Whiting Petroleum Corp (Whiting Petroleum) is an independent oil and gas company that develops, produces, acquires and explores crude oil, natural gas and natural gas liquids (NGL) in the Rocky Mountains region of the US. The outbreak of the Covid-19 pandemic has intensified the challenges Whiting Petroleum was confronted with, leading to a mediocre overall performance. As a result, in a matter of four months, stocks of Whiting Petroleum nose-dived from US$7 to less than US$1 and the company eventually filed for bankruptcy.
Owing to the weak economic outlook, uncertainty surrounding the COVID-19 outbreak, and supply overhang due to price war between OPEC and Russia, oil prices plunged below average US Shale breakeven price.
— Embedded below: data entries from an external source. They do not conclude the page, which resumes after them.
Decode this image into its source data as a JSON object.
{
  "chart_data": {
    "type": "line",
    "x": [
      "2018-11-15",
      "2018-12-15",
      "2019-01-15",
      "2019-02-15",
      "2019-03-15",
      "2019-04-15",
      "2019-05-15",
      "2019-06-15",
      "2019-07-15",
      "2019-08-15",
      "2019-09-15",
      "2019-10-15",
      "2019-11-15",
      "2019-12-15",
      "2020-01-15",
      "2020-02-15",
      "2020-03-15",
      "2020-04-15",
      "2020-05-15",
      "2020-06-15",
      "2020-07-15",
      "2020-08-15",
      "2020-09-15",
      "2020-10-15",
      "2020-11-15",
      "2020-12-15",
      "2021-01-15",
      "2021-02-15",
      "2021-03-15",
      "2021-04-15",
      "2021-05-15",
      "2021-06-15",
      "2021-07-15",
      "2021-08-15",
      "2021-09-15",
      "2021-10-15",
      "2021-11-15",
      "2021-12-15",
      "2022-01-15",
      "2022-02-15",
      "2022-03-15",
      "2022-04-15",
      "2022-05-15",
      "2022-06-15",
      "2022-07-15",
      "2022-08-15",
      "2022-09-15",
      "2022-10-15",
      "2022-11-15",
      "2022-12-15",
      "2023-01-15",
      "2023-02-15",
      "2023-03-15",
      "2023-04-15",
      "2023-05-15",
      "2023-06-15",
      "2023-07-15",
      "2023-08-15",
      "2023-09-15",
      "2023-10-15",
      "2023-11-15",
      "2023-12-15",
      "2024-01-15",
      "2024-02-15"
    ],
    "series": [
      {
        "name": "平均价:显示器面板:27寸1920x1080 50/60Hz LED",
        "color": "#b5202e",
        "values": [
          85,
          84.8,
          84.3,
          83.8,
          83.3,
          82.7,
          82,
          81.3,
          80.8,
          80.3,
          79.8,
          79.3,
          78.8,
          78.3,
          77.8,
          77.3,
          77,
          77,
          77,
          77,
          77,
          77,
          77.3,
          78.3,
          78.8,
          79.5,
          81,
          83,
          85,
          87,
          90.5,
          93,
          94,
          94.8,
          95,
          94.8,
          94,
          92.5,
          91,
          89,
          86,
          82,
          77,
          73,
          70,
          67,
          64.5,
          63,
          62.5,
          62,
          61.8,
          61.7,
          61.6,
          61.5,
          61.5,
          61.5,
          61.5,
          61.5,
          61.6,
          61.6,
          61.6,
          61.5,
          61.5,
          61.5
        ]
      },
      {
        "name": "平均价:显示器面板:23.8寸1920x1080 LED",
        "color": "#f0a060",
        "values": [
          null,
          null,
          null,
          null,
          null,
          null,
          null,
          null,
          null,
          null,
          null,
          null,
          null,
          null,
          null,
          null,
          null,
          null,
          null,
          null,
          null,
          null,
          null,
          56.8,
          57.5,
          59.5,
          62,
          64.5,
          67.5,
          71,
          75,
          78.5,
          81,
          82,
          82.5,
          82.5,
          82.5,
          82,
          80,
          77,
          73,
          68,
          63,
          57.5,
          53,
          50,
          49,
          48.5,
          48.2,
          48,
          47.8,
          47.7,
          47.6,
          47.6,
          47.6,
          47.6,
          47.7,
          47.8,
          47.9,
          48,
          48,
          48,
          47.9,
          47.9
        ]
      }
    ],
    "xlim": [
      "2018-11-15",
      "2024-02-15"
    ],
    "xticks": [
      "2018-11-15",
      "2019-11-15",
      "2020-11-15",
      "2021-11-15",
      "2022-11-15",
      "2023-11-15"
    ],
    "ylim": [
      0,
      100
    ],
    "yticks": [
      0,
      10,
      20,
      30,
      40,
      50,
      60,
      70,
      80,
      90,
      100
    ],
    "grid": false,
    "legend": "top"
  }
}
As a result, the company was facing with declined revenue guidance, along with a 12% reduction in production guidance for 2020 and projected capital reductions as well. All these factors led to a negative sentiment and low confidence among investors over Whiting Petroleum’s annual and quarterly filings.
Even before the impact of COVID-19, Whiting Petroleum was grappling with multiple challenges such as lowered production due to harsh weather conditions; nearly 55% of unhedged risk exposure to oil price against production; higher average cost of production; a US$64 million in deficiency payments for shortfalls in delivering minimum committed volumes; and a decreased lending base under credit agreement, left the company with merely US$9 million in cash by Dec 2019.
Negative cash flow and poor liquidity ratios indicated the company’s distressed liquidity profile. In order to have working capital, the company had taken a loan of US$650m on its credit facility. It revised its capital budget in the range of US$400-US$435 million representing 30% decrease relative to previously announced capital budget to preserve liquidity and improve capital efficiency.
As liquidity crisis was looming large, the company’s obligation of paying US$472 million of senior notes under companies contractual obligations maturing within a year, were expected to increase to almost US$1 billion in the next two. Additionally, downgraded credit rating hampered its ability to refinance under credit facility. Inability to comply with agreed debt covenants and the ability to refinance its debt were deemed unsustainable, restricting the company from incurring additional indebtedness. All these circumstances have led the company file for restructuring under Chapter 11 on April 01, 2020.